In recent weeks, Murphy has been particularly vocal about the Army’s decision not to award the Future Long Range Assault Aircraft (FLRAA) contract to the Stratford, Connecticut-based Sikorsky [LMT].
"The Army’s decision to award the contract to Bell [TXT], even though its product is reportedly WAY more expensive than the Sikorsky product, is going to end up bilking American taxpayers," Murphy wrote in a social media post.
Bell’s V-280 Valor tiltrotor aircraft design was named the winner of the FLRAA program on Dec. 5, beating out a Sikorsky and Boeing [BA] team’s Defiant X coaxial rigid rotor helicopter offering for the competition to find an eventual UH-60 Black Hawk helicopter replacement (Defense Daily, Dec. 5).
Sikorsky then filed a protest with the Government Accountability Office, with a decision on the challenge due to be announced by April 7 (Defense Daily, Jan. 3).
In a social media post from Feb. 2, Murphy said the Army has declined Congress’ request for a briefing on the FLRAA award four times.
"My guess is that the Army is refusing to brief lawmakers on the assault aircraft contract because the price difference between the affordable Sikorsky helicopter and the expensive Bell non-helicopter is enormous," Murphy said in a Jan. 31 social media post.
The Army’s initial FLRAA deal to Bell is worth up to $1.3 billion but could total $7 billion if all options are picked up, which would include delivery of prototype aircraft and the first lot of low-rate initial production platforms (Defense Daily, Dec. 6).

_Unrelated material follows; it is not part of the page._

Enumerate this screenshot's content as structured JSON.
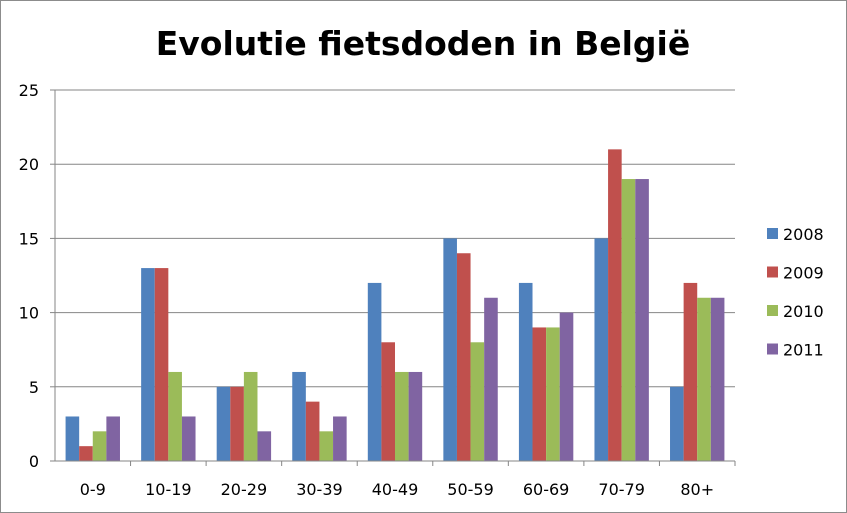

General Dynamics Electric Boat [GD], which builds the Navy’s nuclear-powered submarines, is also headquartered in Connecticut and has a shipyard in Groton and a design and engineering facility in New London.
SAC-D held its first hearing of the new Congress on Feb. 9, where Tester said he wants the fiscal year 2024 budget to include funding and plans to help the Pentagon avoid future intrusions into U.S. airspace and pressed DoD officials on the decision making process related to the tracking and eventual shooting down of the recent Chinese surveillance balloon off the coast of South Carolina (Defense Daily, Feb. 9).